Including empty regulator nodes in axp209.dtsi is a BAD idea
Hans de Goede
hdegoede at redhat.com
Tue Jan 13 01:39:01 PST 2015
Hi ChenYu, Maxime,
During the review of a few dts files for new boards Maxime asked me to use
axp209.dtsi to avoid the standard axp209 "boilerplate" present in most
boards using the axp209 pmic.
But axp209.dtsi includes empty regulator nodes, e.g. :
reg_dcdc3: dcdc3 {
regulator-name = "dcdc3";
};
This is a BAD idea, the presence of these empty nodes causes the
axp20x-regulator driver to actually register regulators for them,
and then on late_init the regulator subsys turns them off, since
they have absolutely no constraints set (nor users registered)
and the regulator subsys assumes that when devicetree is used their
is always a compete set of constraints and that thus turning them
off is safe.
So when I switched to using axp209.dtsi for the bananapro.dts,
and booted the bananapro this is the last message I got from the
kernel while booting:
[ 2.314014] dcdc3: disabling
And away went our DRAM power-supply, oops.

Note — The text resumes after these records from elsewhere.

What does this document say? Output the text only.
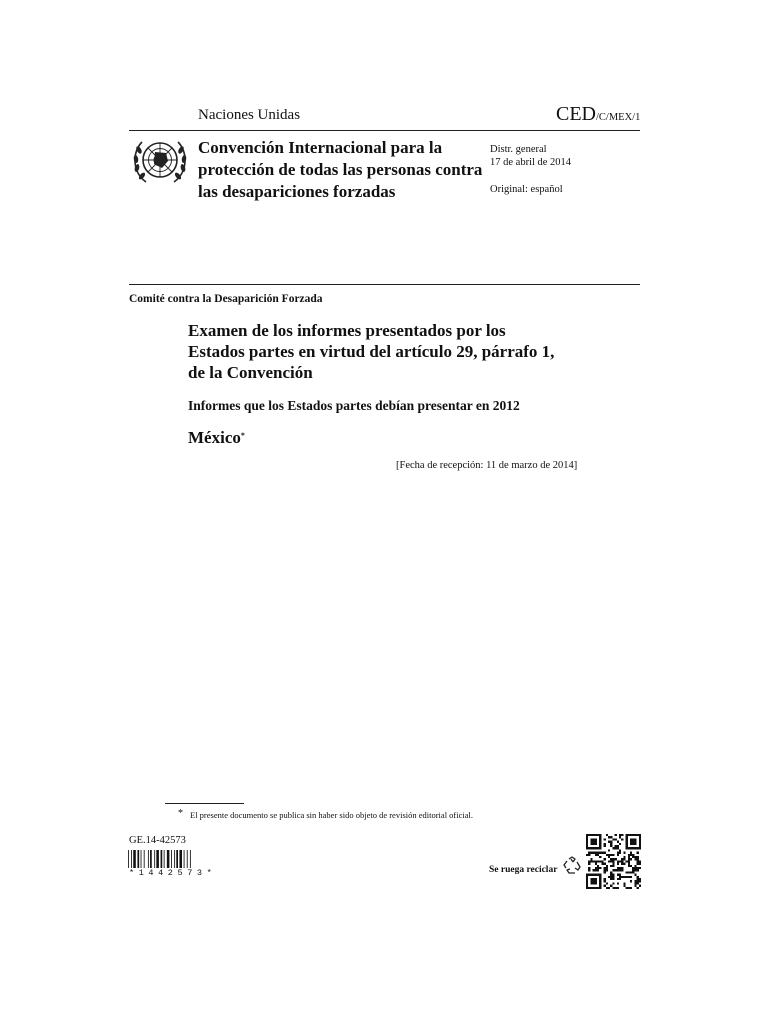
Naciones Unidas	CED/C/MEX/1
Convención Internacional para la protección de todas las personas contra las desapariciones forzadas
Distr. general
17 de abril de 2014
Original: español
Comité contra la Desaparición Forzada
Examen de los informes presentados por los Estados partes en virtud del artículo 29, párrafo 1, de la Convención
Informes que los Estados partes debían presentar en 2012
México*
[Fecha de recepción: 11 de marzo de 2014]
* El presente documento se publica sin haber sido objeto de revisión editorial oficial.
GE.14-42573
*1442573*	Se ruega reciclar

So for dcdc2 (CPU) and dcdc3 (DRAM), the boilerplate
should contain reasonable constraints (eg the operating range
from the datasheet) and an always-on property.
The ldo-s are trickier, since we simply do not know how those
are used, I think ldo2 is used for Avcc on most boards, so it
too should be always on, since almost any board will have some
analog parts on it (be it the ir receiver, lradc, rtp, lvds, vga,
or analog audio in/out). Assuming that we're willing to assume
that ldo2 is used this way, we should give it matching constraints
and always mark it always-on.
As for ldo3 - 5 I've no idea when / for what these are used, but
if we do not know it is better to just leave them be then to turn
them off IMHO, so we should remove the nodes for these from axp209.dtsi
Anyways sorting this all out is going to take some time, so I'm
not going to use axp209.dtsi in dts files for new boards for now.